If you ever thought lentil salads were boring, think again! Fresh, delicious, and so easy to make. In this salad lentils (try and get the French ones) are simply cooked, then combined with a balsamic dressing and some lightly cooked vegetables. And then the finishing touches: diced avocado, plus healthy handfuls of sliced scallions and herby fresh parsley. The colorful assortment of chopped and diced vegetables results in a lentil salad that’s a little lighter than straight lentil salads, and very varied (e.g., not at all boring) within each bite.

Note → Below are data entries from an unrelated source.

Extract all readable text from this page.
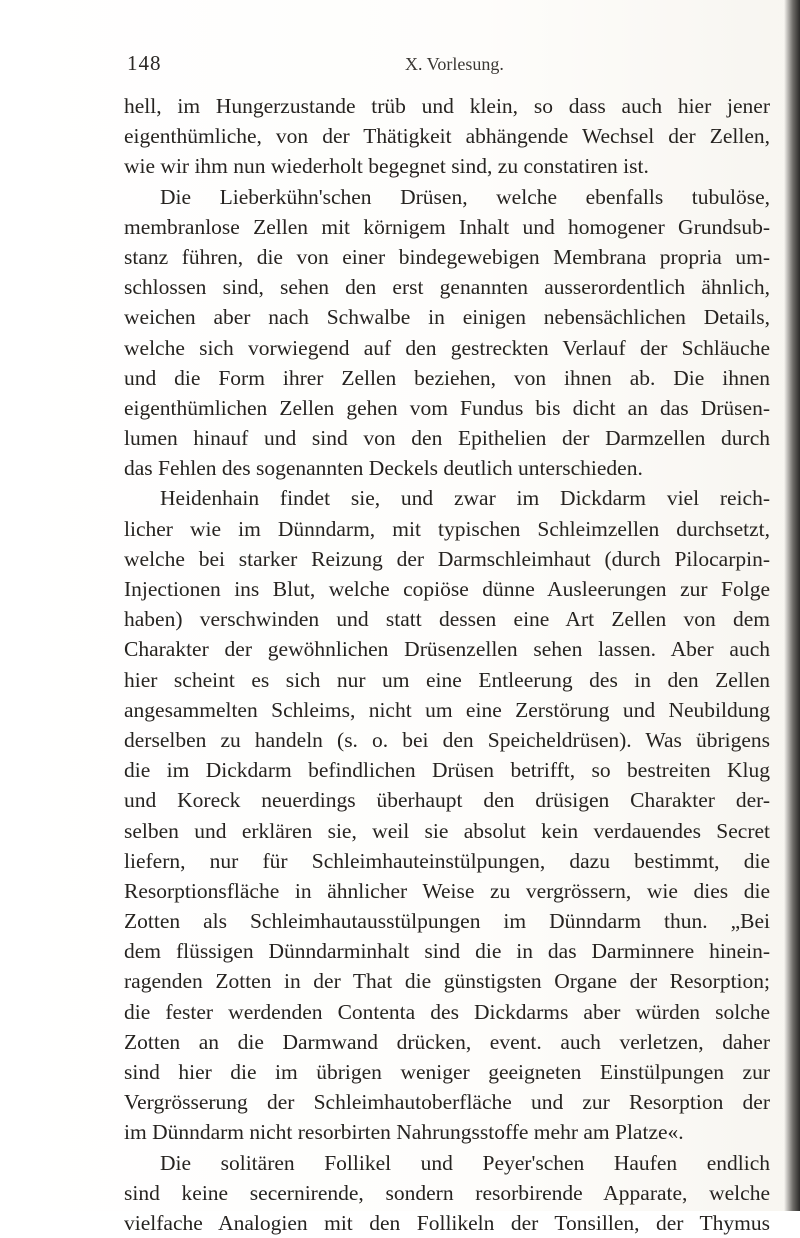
148	X. Vorlesung.
hell, im Hungerzustande trüb und klein, so dass auch hier jener
eigenthümliche, von der Thätigkeit abhängende Wechsel der Zellen,
wie wir ihm nun wiederholt begegnet sind, zu constatiren ist.
Die Lieberkühn'schen Drüsen, welche ebenfalls tubulöse,
membranlose Zellen mit körnigem Inhalt und homogener Grundsub-
stanz führen, die von einer bindegewebigen Membrana propria um-
schlossen sind, sehen den erst genannten ausserordentlich ähnlich,
weichen aber nach Schwalbe in einigen nebensächlichen Details,
welche sich vorwiegend auf den gestreckten Verlauf der Schläuche
und die Form ihrer Zellen beziehen, von ihnen ab. Die ihnen
eigenthümlichen Zellen gehen vom Fundus bis dicht an das Drüsen-
lumen hinauf und sind von den Epithelien der Darmzellen durch
das Fehlen des sogenannten Deckels deutlich unterschieden.
Heidenhain findet sie, und zwar im Dickdarm viel reich-
licher wie im Dünndarm, mit typischen Schleimzellen durchsetzt,
welche bei starker Reizung der Darmschleimhaut (durch Pilocarpin-
Injectionen ins Blut, welche copiöse dünne Ausleerungen zur Folge
haben) verschwinden und statt dessen eine Art Zellen von dem
Charakter der gewöhnlichen Drüsenzellen sehen lassen. Aber auch
hier scheint es sich nur um eine Entleerung des in den Zellen
angesammelten Schleims, nicht um eine Zerstörung und Neubildung
derselben zu handeln (s. o. bei den Speicheldrüsen). Was übrigens
die im Dickdarm befindlichen Drüsen betrifft, so bestreiten Klug
und Koreck neuerdings überhaupt den drüsigen Charakter der-
selben und erklären sie, weil sie absolut kein verdauendes Secret
liefern, nur für Schleimhauteinstülpungen, dazu bestimmt, die
Resorptionsfläche in ähnlicher Weise zu vergrössern, wie dies die
Zotten als Schleimhautausstülpungen im Dünndarm thun. „Bei
dem flüssigen Dünndarminhalt sind die in das Darminnere hinein-
ragenden Zotten in der That die günstigsten Organe der Resorption;
die fester werdenden Contenta des Dickdarms aber würden solche
Zotten an die Darmwand drücken, event. auch verletzen, daher
sind hier die im übrigen weniger geeigneten Einstülpungen zur
Vergrösserung der Schleimhautoberfläche und zur Resorption der
im Dünndarm nicht resorbirten Nahrungsstoffe mehr am Platze«.
Die solitären Follikel und Peyer'schen Haufen endlich
sind keine secernirende, sondern resorbirende Apparate, welche
vielfache Analogien mit den Follikeln der Tonsillen, der Thymus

The classic perfect vegetarian chili recipe, reinterpreted for the Instant Pot. It’s straightforward, it’s delicious, it’s economical, it’s just what a vegetarian chili should be. If you don’t have an Instant Pot, you can cook it in a regular slow cooker, but you will have to sauté some of the ingredients first. And you also can make it on the stove, and just let it simmer for an hour or so once all of the ingredients are in the pot. Skip the sour cream and shredded cheese at the end, or use dairy-free versions, if you are looking to keep the meal vegan.
Farrotto is essentially risotto, but instead of being made with short grain rice (like arborio) it’s made with farro. Farro is an ancient hearty wheat grain, with a chewy texture, and it’s a good source of iron, fiber and protein. Its nutritional value makes it an excellent grain to incorporate into all kinds of dishes, particularly for vegetarians. This is another true one-pot meal.

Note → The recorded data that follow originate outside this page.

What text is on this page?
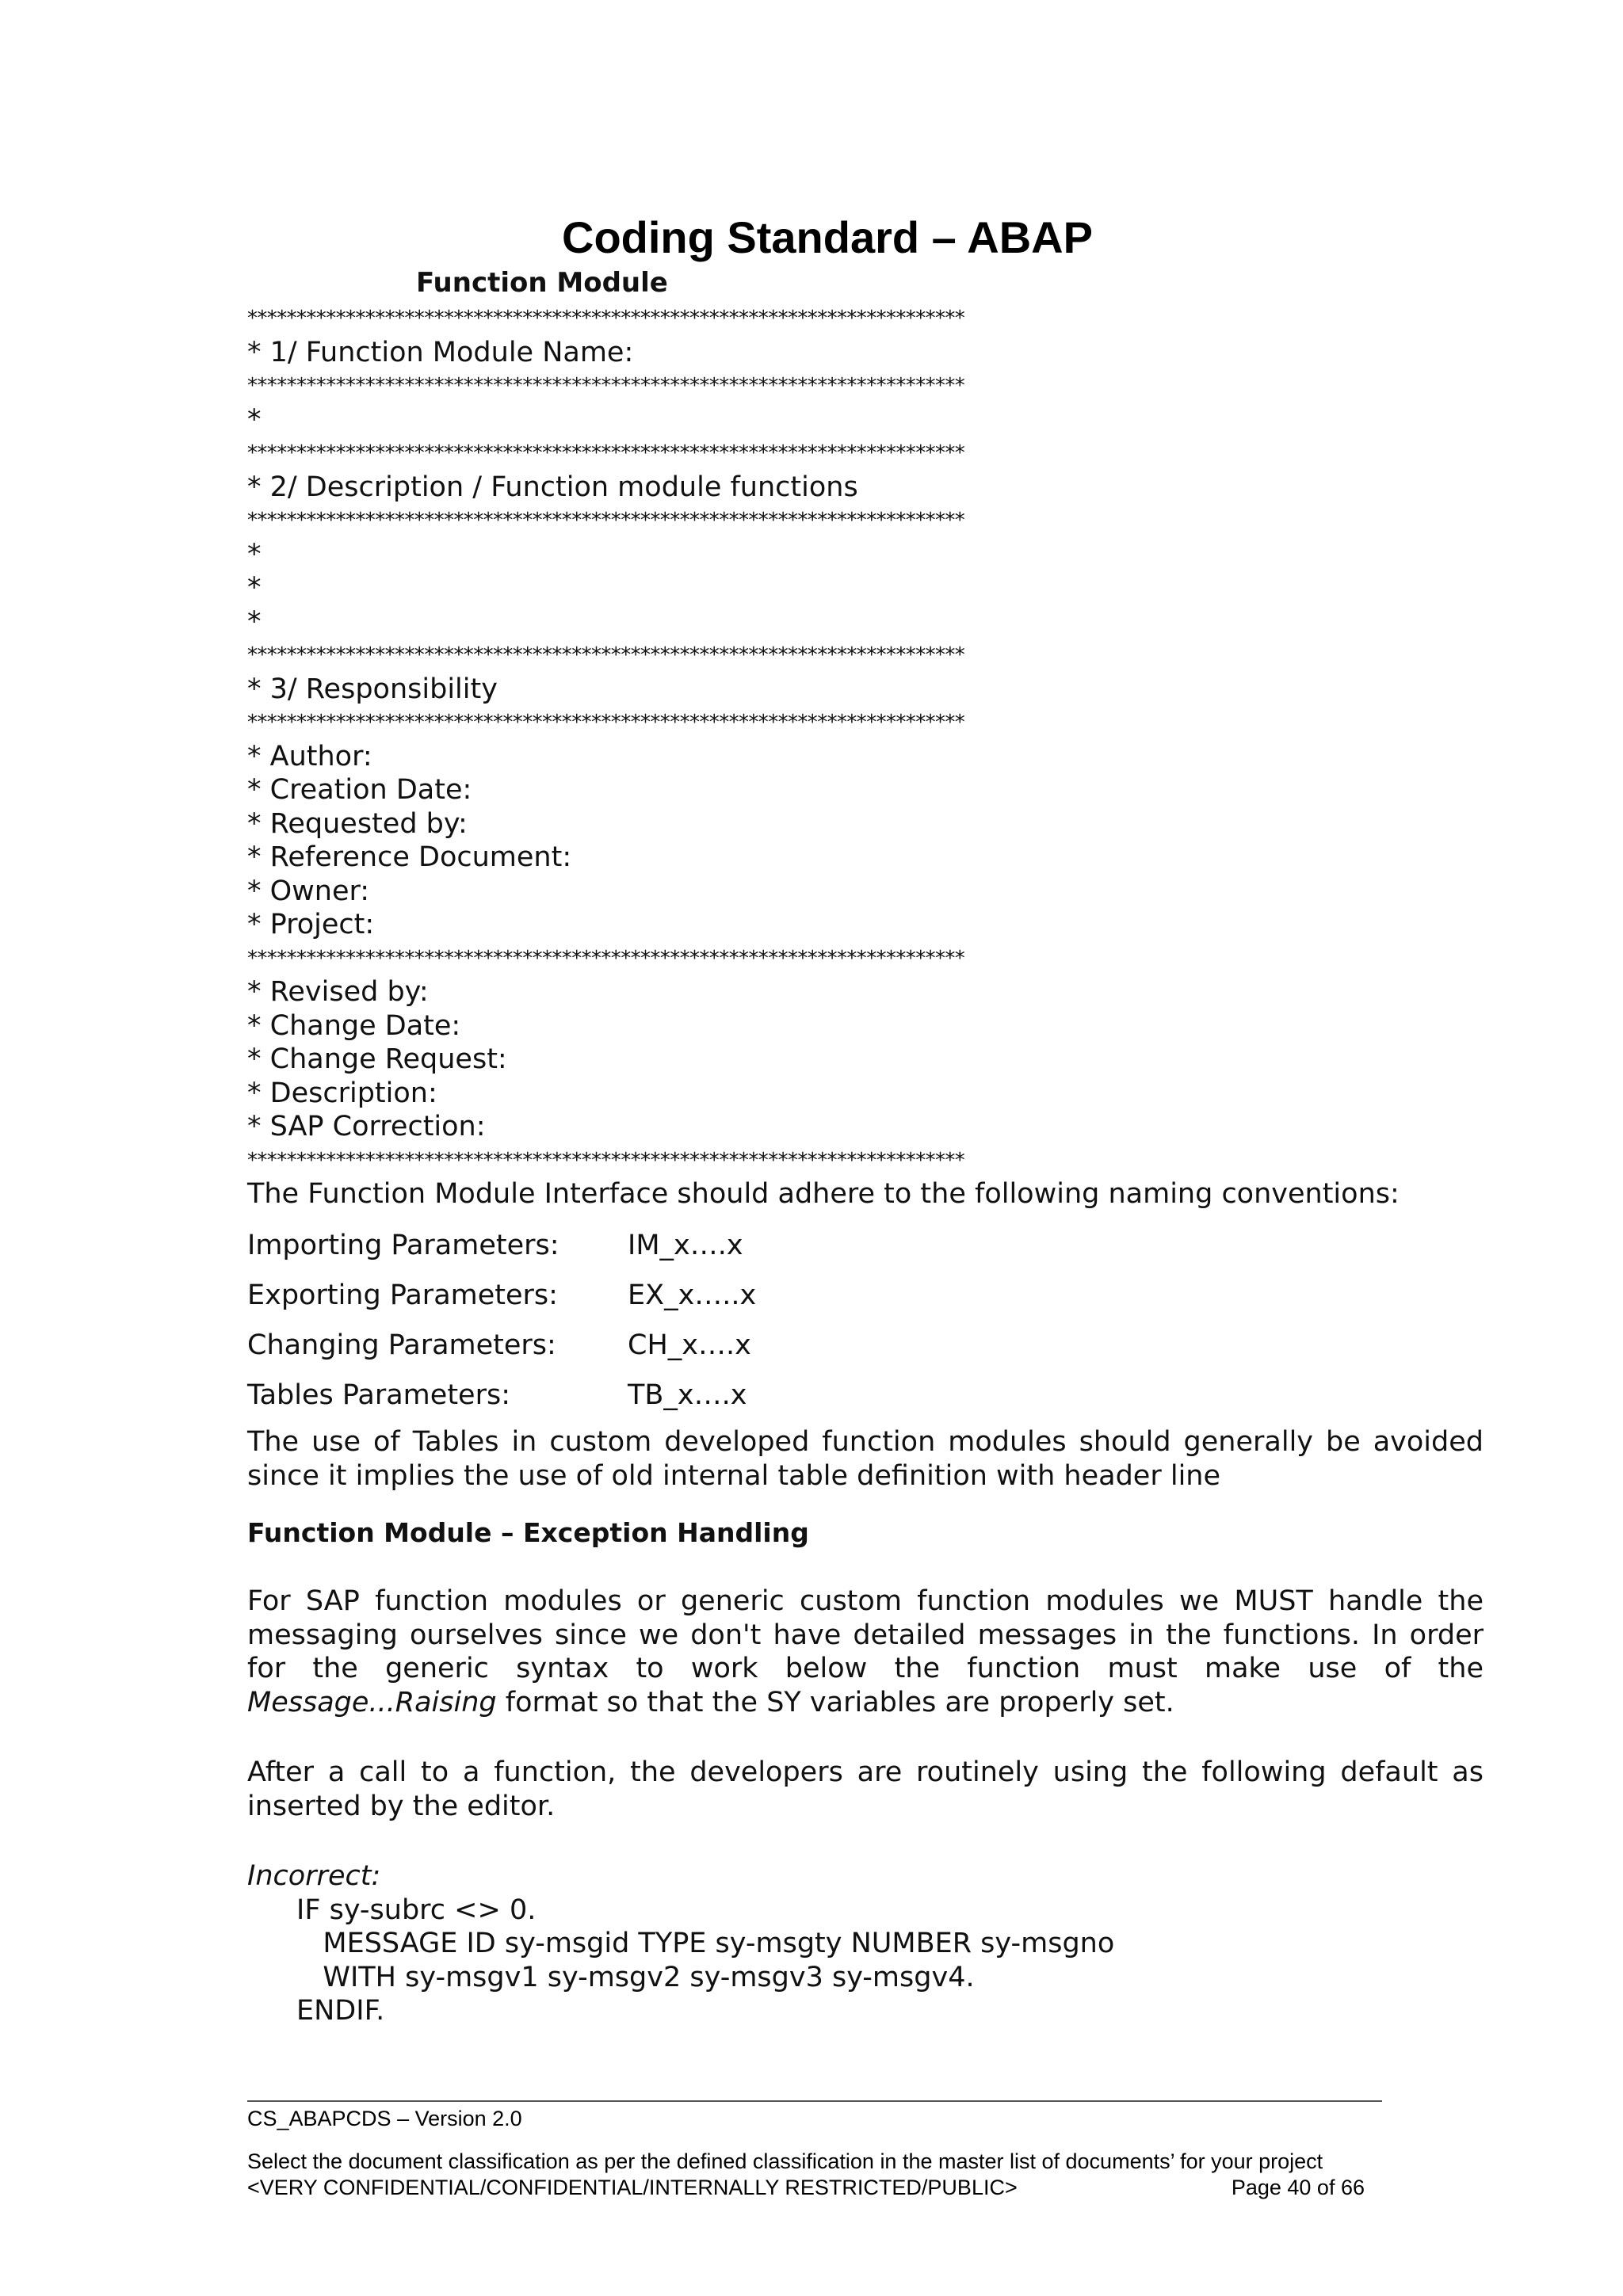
Coding Standard – ABAP
Function Module
*************************************************************************
* 1/ Function Module Name:
*************************************************************************
*
*************************************************************************
* 2/ Description / Function module functions
*************************************************************************
*
*
*
*************************************************************************
* 3/ Responsibility
*************************************************************************
* Author:
* Creation Date:
* Requested by:
* Reference Document:
* Owner:
* Project:
*************************************************************************
* Revised by:
* Change Date:
* Change Request:
* Description:
* SAP Correction:
*************************************************************************
The Function Module Interface should adhere to the following naming conventions:
Importing Parameters:	IM_x….x
Exporting Parameters:	EX_x…..x
Changing Parameters:	CH_x….x
Tables Parameters:	TB_x….x
The use of Tables in custom developed function modules should generally be avoided since it implies the use of old internal table definition with header line
Function Module – Exception Handling
For SAP function modules or generic custom function modules we MUST handle the messaging ourselves since we don't have detailed messages in the functions. In order for the generic syntax to work below the function must make use of the Message...Raising format so that the SY variables are properly set.
After a call to a function, the developers are routinely using the following default as inserted by the editor.
Incorrect:
IF sy-subrc <> 0.
MESSAGE ID sy-msgid TYPE sy-msgty NUMBER sy-msgno
WITH sy-msgv1 sy-msgv2 sy-msgv3 sy-msgv4.
ENDIF.
CS_ABAPCDS – Version 2.0
Select the document classification as per the defined classification in the master list of documents’ for your project
<VERY CONFIDENTIAL/CONFIDENTIAL/INTERNALLY RESTRICTED/PUBLIC>	Page 40 of 66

And now for something a little decadent — reach for this gem on a day that calls for a splurge. Skipping meat is hardly a hardship when there is a vat of creamy mac and cheese taking center stage. This one is ultra velvety and lush thanks to a blend of mascarpone (Italian-style cream cheese), cheddar, Monterey Jack, and creamy goat cheese. This is kind of the Rolls Royce of mac and cheeses. Balance out all that cheese and dairy with these roasted winter vegetables with Sriracha honey glaze.